Por Franco Sommantico
Hilario golpeó con fuerza el costado de su pequeño televisor Hitachi para que de una vez por todas le devolviera la señal del partido entre Boca y River. A lo lejos se oía la potencia incansable del río Paraná. Afuera del rancho, los chanchos dormían. El gordo Salcedo esperaba impaciente sentado sobre una silla de mimbre, con los pies apoyados en la mesita de plástico que sostenía el televisor, fumando y ahuyentando a los tábanos que se acercaban a esa hora de la noche a picarlo. Hilario golpeó de vuelta. La pantalla amagó con captar la señal pero después hizo un cortocircuito y volvió a quedarse negra. El calor era agobiante. A la musculosa blanca y embarrada de Hilario le empezaban a aparecer lagunas debajo de las axilas.

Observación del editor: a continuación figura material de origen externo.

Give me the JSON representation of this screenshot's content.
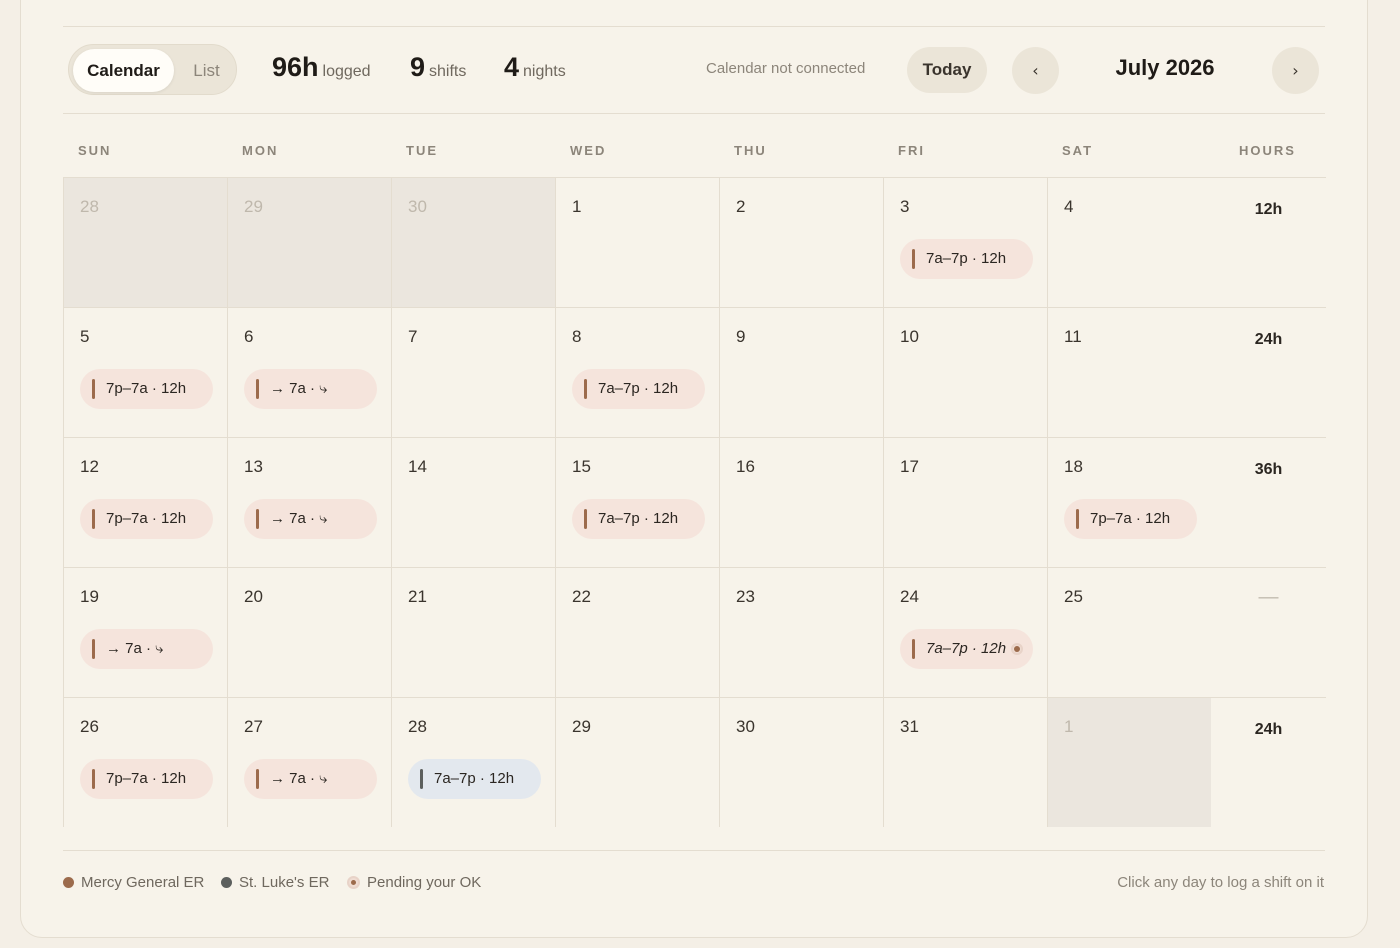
{
  "view_toggle": {
    "calendar_label": "Calendar",
    "list_label": "List",
    "active": "Calendar"
  },
  "stats": [
    {
      "value": "96h",
      "label": "logged"
    },
    {
      "value": "9",
      "label": "shifts"
    },
    {
      "value": "4",
      "label": "nights"
    }
  ],
  "sync_status": "Calendar not connected",
  "today_label": "Today",
  "prev_symbol": "‹",
  "next_symbol": "›",
  "month_title": "July 2026",
  "weekday_headers": [
    "SUN",
    "MON",
    "TUE",
    "WED",
    "THU",
    "FRI",
    "SAT"
  ],
  "hours_header": "HOURS",
  "weeks": [
    {
      "hours": "12h",
      "days": [
        {
          "date": "28",
          "outside": true
        },
        {
          "date": "29",
          "outside": true
        },
        {
          "date": "30",
          "outside": true
        },
        {
          "date": "1"
        },
        {
          "date": "2"
        },
        {
          "date": "3",
          "shift": {
            "text": "7a–7p · 12h",
            "site": "Mercy General ER"
          }
        },
        {
          "date": "4"
        }
      ]
    },
    {
      "hours": "24h",
      "days": [
        {
          "date": "5",
          "shift": {
            "text": "7p–7a · 12h",
            "site": "Mercy General ER"
          }
        },
        {
          "date": "6",
          "shift": {
            "text": "→ 7a · ⤷",
            "site": "Mercy General ER"
          }
        },
        {
          "date": "7"
        },
        {
          "date": "8",
          "shift": {
            "text": "7a–7p · 12h",
            "site": "Mercy General ER"
          }
        },
        {
          "date": "9"
        },
        {
          "date": "10"
        },
        {
          "date": "11"
        }
      ]
    },
    {
      "hours": "36h",
      "days": [
        {
          "date": "12",
          "shift": {
            "text": "7p–7a · 12h",
            "site": "Mercy General ER"
          }
        },
        {
          "date": "13",
          "shift": {
            "text": "→ 7a · ⤷",
            "site": "Mercy General ER"
          }
        },
        {
          "date": "14"
        },
        {
          "date": "15",
          "shift": {
            "text": "7a–7p · 12h",
            "site": "Mercy General ER"
          }
        },
        {
          "date": "16"
        },
        {
          "date": "17"
        },
        {
          "date": "18",
          "shift": {
            "text": "7p–7a · 12h",
            "site": "Mercy General ER"
          }
        }
      ]
    },
    {
      "hours": "—",
      "days": [
        {
          "date": "19",
          "shift": {
            "text": "→ 7a · ⤷",
            "site": "Mercy General ER"
          }
        },
        {
          "date": "20"
        },
        {
          "date": "21"
        },
        {
          "date": "22"
        },
        {
          "date": "23"
        },
        {
          "date": "24",
          "shift": {
            "text": "7a–7p · 12h",
            "site": "Mercy General ER",
            "pending": true
          }
        },
        {
          "date": "25"
        }
      ]
    },
    {
      "hours": "24h",
      "days": [
        {
          "date": "26",
          "shift": {
            "text": "7p–7a · 12h",
            "site": "Mercy General ER"
          }
        },
        {
          "date": "27",
          "shift": {
            "text": "→ 7a · ⤷",
            "site": "Mercy General ER"
          }
        },
        {
          "date": "28",
          "shift": {
            "text": "7a–7p · 12h",
            "site": "St. Luke's ER"
          }
        },
        {
          "date": "29"
        },
        {
          "date": "30"
        },
        {
          "date": "31"
        },
        {
          "date": "1",
          "outside": true
        }
      ]
    }
  ],
  "legend": [
    {
      "label": "Mercy General ER",
      "color": "#9c6b4c"
    },
    {
      "label": "St. Luke's ER",
      "color": "#5c5f5d"
    },
    {
      "label": "Pending your OK",
      "color": "#9c6b4c"
    }
  ],
  "hint": "Click any day to log a shift on it"
}
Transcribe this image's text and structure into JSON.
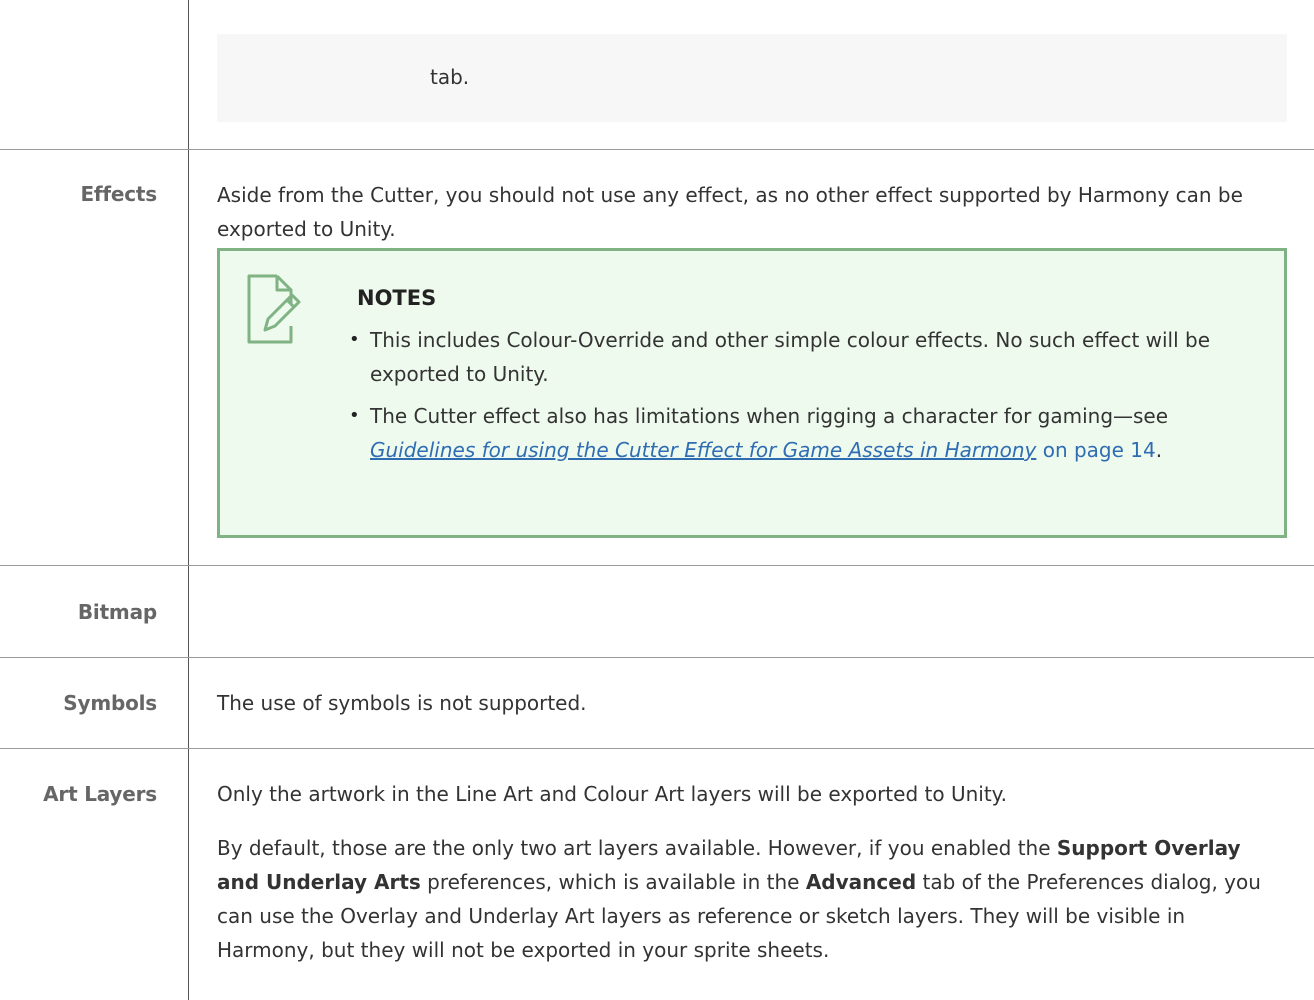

La señal se había ido hacía un rato, en el entretiempo, y desde entonces Hilario había probado de todo para traerla de vuelta. Primero lo había desconectado y vuelto a enchufar. Nada. Después había agarrado el televisor con las dos manos y lo había sacudido como si fuera una caja de zapatos, tampoco. Se había subido al techo de chapa y toqueteado la antena. El gordo Salcedo se había quedado abajo para gritarle si volvía la señal, y por momentos se había visto, pero no bien Hilario dejaba de hacer presión, la pantalla volvía a ponerse negra. Había intentado sin éxito trabar la antena con un palo de escoba, y hasta la ató con alambre al tronco del eucalipto que tenía en la puerta del rancho, pero nada había funcionado.
Parecía mentira, se iban a perder el final del partido por una antena de mierda. Gladys le había dicho varias veces que el televisor ese andaba mal porque se le cortaba mientras veía las novelas de la tarde, y sin embargo él no la había escuchado. Y por no haberla escuchado antes ahora estaban ahí, los dos, suplicándole a los dioses del cielo y las señales que se dignaran a traerla de vuelta para poder ver el final del partido y saber si le habían ganado o no la apuesta al borracho Quiroga. En realidad era eso lo que más los motivaba. Si bien los dos eran fanáticos de River, como este partido era contra Boca y le habían apostado un lechón a Quiroga, era imposible que se lo perdieran.
Se lo habían cruzado al mediodía, cerca del muelle, cuando volvían de pescar. El gordo Salcedo había bajado a comprar unas empanadas y Quiroga estaba echado en la puerta del almacén con un vino de cartón en la mano. Salcedo, -le dijo- ¿qué jugamo’ pa’ ésta noche? Salcedo no respondió nada. Siguió caminando hasta meterse en el almacén. Compró las empanadas que tenía que comprar y cuando salió, Quiroga le volvió a preguntar. Salcedo, repitió: “Ésta noche gana boquita, ¿qué queré juga’?”
Salcedo no le hubiera respondido si no hubiese sido por Hilario, que desde la canoa había escuchado y le había gritado, confiado porque la pesca había sido buena, que él le jugaba lo que quisiera. “Un lechoncito de esos que tienen en el rancho”, dijo Quiroga. “Y si yo pierdo les doy cinco gallinas a cada uno”.
Hilario ni siquiera dejó que Salcedo lo pensara y, antes de que llegara a abrir la boca, él ya había aceptado. Por eso habían discutido varias horas cuando volvió a subir a la canoa, y por eso ahora estaba tan enojado que, al acordarse, le pegó de lleno una patada al televisor.
Hilario saltó hacia atrás asustado. El televisor hizo un breve cortocircuito y la imagen de a poco comenzó a tomar color. La voz robótica del relator empezó a llegar con retraso y distorsionada. Ninguno de los dos podía creerlo. Se quedaron paralizados por temor a que la señal se fuera de vuelta. Hilario había quedado detrás del televisor, pero eso no importaba. El marcador indicaba empate en uno a los cuarenta minutos del segundo tiempo. Había córner para River. El gordo Salcedo miró con atención el recorrido de la pelota. Cuando estaba por caer en el área dejó suspendido el cigarrillo y abrió los ojos y la boca. Fueron uno o dos segundos en los que vio venir de atrás a lo lejos a Ramiro Funes Mori en un salto interminable, y después fue la pelota acariciando la red y un grito de gol desaforado. Se levantó de la silla, revoleó el cigarrillo y abrazó bien fuerte primero al televisor y después a Hilario. De la emoción salió corriendo para afuera, al corral donde dormían los chanchos, se metió con las ojotas en el barro húmedo y lleno de mierda, y levantó a upa a un lechoncito al que luego miró a los ojos y le gritó: ¡Te salvaste, hijo mío! ¡Te salvaron!